Can I count my enclosed patio in the square footage of my home?ENCLOSED-PATIO

I have an enclose patio and was wondering if adding it to the total square footage of my home will make a difference in the real estate appraisal I get of my home. I am about to list my home for sale and while my agent opted not to add it to the total area, my seller suggested that I do. Note that tax records do not reflect the extra square footage, but adding 400 sq ft to the listing could make a difference, right?


Typically, enclosed patio spaces are not included in the square footage of houses, save for cases where the patio actually looks like a part of the home as opposed to an extension of the property. In most cases however, it’s the quality of the patio that is called into question. Usually, enclosed patios feel like a very separate part of the house, normally don’t have a heat source (which is required for spaces to be counted in the overall square footage), and will likely have been built with lower quality than the rest of the property.

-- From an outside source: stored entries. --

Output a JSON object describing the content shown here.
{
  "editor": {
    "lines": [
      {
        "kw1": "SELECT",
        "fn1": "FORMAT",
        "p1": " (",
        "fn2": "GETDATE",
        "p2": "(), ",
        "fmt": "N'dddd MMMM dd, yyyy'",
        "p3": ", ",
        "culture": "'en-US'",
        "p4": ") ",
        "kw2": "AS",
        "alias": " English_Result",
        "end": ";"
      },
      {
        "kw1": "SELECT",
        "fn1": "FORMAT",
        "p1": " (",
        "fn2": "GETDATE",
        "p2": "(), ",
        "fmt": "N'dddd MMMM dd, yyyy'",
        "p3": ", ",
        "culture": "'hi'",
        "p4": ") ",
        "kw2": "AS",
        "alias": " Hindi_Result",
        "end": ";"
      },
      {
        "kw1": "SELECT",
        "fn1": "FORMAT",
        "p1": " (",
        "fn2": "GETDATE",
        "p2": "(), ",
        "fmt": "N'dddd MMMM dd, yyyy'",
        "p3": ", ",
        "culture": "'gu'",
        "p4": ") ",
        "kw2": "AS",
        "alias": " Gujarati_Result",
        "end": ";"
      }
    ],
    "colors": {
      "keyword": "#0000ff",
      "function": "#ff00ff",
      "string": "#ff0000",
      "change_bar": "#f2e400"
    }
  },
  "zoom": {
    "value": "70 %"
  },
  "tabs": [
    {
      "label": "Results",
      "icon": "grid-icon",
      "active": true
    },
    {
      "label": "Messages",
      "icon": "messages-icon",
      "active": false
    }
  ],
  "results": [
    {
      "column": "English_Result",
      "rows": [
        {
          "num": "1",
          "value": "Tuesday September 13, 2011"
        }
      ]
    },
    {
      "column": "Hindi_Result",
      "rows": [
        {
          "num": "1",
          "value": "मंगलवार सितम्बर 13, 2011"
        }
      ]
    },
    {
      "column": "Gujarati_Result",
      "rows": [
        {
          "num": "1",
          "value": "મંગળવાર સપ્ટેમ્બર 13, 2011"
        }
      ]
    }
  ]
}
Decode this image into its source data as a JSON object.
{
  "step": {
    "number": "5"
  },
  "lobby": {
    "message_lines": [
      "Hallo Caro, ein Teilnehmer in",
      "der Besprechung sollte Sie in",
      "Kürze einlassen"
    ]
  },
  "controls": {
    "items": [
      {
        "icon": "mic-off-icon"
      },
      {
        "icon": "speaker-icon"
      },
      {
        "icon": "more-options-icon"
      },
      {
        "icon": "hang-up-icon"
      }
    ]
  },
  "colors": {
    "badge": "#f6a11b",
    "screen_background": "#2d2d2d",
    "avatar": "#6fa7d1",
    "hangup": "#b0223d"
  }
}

If you’re thinking of selling, think of it instead as an added plus for homebuyers. Once they walk in your home and see the enclosed space, allow them to get pleasantly surprised at the additional space that they have. Realistically, a potential client will view the house and see a nice, enclosed patio, instead of noting the 400 additional square feet.

On the other hand, if the enclosed patio offers heating and is beautifully designed to seamlessly integrate with the rest of the house, then by all means, add it as part of the entire home’s square footage.

Based on experience however, this just isn’t the case. For the most part, enclosed patios are nothing more than, well, enclosed patios, which can hardly be considered as living spaces. In this case, they will not really add much to the appraised value. They will however, come as a pleasant surprise for anyone viewing the property.

In any case, there are also different rules to consider regarding this—so be sure to do your research as the local rules might be different for your specific neighbourhood as well.